[一般事例]一般向けの研修保養施設・ふるさと日南邑ファームイン
鳥取県日野郡日南町
発端: 昭和58年12月農林水産省「農業構造改善事業(自然活用型)」3億円補助で急に対応を迫られた。どのような体制で何をやるかが突然の課題となった。
方針: 活性化の起爆材として、一極集中投資型の外向け施設をつくることは決まっていた。日南町の風俗や人情味がよそから来た人にわかってもらうものにしたかった。既にスキー場もりんご園もあったがそこへのアクセスや人の流れの面から位置が決まった。また、普段の日南町とは違う隔離された別天地、夢の持てるイメージを中心にし、日南町民もよび寄せることを図った。
経緯: しかし、用地買収の説明会で猛烈な反発を食らう。突然の話で突飛だったのが原因であった。
昭和59年、運動広場のグランド整備を開始。このときも用地買収交渉に手間取るが、町の真剣な対応が町の内外から伝わり、次第に買収に応じてもらえるようになる。
昭和60年体験実験館(ファームイン)の建設に当たり、実地調査。類似施設8ケ所を見学。うまく運営しているところは一週間泊まり込み調査など、施設や、運営方法、サービスの実際を調査したり複式簿記も勉強(役場は単式)。

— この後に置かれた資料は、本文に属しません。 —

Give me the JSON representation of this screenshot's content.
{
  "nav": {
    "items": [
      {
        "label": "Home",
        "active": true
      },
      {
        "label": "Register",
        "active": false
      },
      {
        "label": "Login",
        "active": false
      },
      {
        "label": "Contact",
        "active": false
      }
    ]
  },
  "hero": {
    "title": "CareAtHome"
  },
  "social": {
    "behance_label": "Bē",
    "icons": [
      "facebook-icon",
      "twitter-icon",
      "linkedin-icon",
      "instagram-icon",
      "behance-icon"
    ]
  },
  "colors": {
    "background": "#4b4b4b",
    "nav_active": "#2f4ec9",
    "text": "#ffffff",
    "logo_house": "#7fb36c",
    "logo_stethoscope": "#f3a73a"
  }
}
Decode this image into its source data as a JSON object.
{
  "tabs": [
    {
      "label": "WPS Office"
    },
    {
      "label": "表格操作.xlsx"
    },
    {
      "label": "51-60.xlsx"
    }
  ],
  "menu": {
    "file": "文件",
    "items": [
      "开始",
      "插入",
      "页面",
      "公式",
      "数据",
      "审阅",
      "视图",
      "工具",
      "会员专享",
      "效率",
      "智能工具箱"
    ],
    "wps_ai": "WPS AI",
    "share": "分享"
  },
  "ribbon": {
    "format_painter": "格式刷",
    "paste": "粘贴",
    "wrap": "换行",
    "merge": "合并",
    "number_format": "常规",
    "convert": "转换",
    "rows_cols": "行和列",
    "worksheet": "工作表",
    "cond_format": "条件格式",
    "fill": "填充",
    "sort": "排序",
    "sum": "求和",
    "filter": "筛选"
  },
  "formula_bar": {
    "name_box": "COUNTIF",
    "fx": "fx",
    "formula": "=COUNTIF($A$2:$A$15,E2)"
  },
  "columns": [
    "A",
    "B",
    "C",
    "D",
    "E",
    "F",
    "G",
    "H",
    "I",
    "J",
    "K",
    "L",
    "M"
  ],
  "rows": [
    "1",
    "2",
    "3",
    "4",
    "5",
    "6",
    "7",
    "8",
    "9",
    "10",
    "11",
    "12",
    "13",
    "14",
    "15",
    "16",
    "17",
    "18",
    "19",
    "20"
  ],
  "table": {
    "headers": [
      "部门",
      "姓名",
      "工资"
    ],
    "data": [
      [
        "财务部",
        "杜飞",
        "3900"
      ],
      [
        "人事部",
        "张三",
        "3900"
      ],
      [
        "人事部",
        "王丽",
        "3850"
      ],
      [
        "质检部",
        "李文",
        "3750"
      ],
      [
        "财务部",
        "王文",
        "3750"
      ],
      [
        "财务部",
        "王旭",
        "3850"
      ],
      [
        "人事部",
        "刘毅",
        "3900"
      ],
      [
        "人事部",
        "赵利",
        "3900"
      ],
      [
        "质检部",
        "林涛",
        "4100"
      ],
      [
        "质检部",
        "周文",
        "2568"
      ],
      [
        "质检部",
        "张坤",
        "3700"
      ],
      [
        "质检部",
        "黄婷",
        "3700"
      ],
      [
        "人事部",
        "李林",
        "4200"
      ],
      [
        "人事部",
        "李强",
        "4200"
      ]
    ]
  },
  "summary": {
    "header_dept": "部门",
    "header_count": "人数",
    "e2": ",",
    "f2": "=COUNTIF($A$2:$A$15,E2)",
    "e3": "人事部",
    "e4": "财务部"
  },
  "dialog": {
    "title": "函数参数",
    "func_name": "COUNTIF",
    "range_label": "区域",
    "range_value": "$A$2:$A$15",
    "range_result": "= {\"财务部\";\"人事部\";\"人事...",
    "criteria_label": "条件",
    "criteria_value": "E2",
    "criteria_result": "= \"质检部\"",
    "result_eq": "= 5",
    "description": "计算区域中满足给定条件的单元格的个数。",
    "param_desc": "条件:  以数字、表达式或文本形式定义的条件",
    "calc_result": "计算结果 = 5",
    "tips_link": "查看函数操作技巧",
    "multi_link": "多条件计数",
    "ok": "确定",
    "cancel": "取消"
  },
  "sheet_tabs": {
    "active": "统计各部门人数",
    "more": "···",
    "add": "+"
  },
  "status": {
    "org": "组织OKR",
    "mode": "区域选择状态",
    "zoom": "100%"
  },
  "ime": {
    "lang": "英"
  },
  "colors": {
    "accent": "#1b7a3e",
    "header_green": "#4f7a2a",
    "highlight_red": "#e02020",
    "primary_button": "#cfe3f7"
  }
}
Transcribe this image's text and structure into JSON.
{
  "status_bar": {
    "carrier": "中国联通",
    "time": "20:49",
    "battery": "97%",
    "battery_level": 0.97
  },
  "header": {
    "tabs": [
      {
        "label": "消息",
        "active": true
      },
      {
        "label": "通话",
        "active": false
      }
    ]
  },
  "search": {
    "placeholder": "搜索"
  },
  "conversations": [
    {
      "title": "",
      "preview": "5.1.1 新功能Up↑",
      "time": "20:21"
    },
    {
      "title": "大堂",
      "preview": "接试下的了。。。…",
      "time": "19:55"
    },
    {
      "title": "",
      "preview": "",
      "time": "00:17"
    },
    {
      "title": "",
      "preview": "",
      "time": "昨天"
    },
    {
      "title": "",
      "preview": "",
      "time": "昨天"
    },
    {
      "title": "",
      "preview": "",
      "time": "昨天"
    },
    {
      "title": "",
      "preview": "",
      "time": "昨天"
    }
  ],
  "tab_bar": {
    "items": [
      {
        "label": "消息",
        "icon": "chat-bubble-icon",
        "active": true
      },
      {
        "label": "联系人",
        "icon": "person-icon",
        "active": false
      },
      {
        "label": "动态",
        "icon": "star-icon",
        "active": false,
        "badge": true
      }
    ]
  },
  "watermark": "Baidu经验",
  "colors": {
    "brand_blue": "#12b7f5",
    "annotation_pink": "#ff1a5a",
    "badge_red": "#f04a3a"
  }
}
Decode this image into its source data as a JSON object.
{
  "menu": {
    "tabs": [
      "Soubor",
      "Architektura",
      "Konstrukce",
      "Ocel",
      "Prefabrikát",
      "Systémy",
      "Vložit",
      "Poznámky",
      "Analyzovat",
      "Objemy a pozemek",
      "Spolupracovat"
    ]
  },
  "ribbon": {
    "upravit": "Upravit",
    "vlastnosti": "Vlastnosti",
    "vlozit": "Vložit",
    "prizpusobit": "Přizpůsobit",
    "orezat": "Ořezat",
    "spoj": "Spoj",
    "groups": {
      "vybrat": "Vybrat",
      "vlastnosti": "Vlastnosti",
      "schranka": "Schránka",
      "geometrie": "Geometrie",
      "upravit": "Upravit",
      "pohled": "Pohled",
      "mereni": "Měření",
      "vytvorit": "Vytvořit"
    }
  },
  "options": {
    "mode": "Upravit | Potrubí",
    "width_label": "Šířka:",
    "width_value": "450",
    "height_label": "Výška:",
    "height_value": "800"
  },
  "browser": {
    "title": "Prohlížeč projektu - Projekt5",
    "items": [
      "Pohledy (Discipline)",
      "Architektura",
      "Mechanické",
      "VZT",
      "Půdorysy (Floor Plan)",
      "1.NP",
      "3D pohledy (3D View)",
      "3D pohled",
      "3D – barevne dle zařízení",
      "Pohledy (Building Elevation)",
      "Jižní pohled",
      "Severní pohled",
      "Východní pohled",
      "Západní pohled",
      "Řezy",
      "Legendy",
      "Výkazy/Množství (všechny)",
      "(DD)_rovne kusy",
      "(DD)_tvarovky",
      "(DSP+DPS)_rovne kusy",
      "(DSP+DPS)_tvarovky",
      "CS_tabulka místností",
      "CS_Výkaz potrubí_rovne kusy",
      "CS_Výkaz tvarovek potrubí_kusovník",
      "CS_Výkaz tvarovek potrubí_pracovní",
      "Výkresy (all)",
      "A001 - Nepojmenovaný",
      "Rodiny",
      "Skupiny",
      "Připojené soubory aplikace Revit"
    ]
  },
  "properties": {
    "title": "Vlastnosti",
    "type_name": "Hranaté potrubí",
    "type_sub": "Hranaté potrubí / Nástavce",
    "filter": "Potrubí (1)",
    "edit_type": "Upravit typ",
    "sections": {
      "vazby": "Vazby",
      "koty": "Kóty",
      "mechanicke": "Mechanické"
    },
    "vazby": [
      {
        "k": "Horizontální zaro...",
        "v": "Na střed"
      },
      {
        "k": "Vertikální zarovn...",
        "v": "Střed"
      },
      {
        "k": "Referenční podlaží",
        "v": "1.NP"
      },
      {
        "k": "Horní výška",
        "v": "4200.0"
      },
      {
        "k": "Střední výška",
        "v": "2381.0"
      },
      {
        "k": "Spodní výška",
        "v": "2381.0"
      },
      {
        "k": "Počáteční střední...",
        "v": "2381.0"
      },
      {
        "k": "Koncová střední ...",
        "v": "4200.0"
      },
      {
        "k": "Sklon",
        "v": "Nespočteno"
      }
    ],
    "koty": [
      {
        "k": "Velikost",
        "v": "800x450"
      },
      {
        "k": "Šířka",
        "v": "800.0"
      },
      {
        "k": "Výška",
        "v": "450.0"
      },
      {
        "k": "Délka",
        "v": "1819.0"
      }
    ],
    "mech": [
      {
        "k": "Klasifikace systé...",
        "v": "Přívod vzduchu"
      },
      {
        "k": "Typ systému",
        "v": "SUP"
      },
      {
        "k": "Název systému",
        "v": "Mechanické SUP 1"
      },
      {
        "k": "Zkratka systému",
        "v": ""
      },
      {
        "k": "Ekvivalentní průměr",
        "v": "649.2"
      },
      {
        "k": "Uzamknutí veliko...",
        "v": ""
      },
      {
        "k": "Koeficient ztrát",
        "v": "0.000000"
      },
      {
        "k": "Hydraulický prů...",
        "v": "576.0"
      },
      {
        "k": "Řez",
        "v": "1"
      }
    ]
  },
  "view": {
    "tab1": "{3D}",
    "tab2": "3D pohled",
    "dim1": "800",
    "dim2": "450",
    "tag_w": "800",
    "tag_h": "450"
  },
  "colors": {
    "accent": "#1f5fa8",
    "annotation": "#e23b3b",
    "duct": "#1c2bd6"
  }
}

客を「お客さま」と呼ぶか「利用者」と呼ぶか議論。「お客さま」に決まる。
自治体の直接運営という話もあったがどうも採算の問題がおろそかになりがちであり、運営母体を町の財政から独立させ、財団法人に決定する。
財団の場合、寄付行為で定款を定める。町、農協、森林組合から代表者で理事会を構成、農林課長を事務局長に据える。商工会は法律で財団に出資ができないとのことなので、町長の推薦枠として、商工会長にも理事になってもらい、町あげての体制になった。
昭和62年…財団設立。
昭和62年…利用者は3万人弱、西日本を中心にリピーターの数が多かった。
夏期、関西の大学運動部などの合宿が毎年定期的に入るようになる。そのスケジュールの対応に追われる。
昭和63年…利用者が3万を超える。
宣伝等対応: 宣伝活動も全国主要都市で開催される物産展に参加、地元紙他に掲載してもらうためにイベントなどの話題を切らさない。イベントには、手作りソリ大会、スキーマラソン、森の匠セミナー、竹の子掘り、春夏秋冬それぞれの季節に合わせて山のように開催。
行政の立場の強みは、地域活動と施策が一緒にできること。
この施設の雇用枠はUターン者や新卒者であり、30人以上。しかし、町の人口は8,000人を割り、高齢化率も27%に上がった。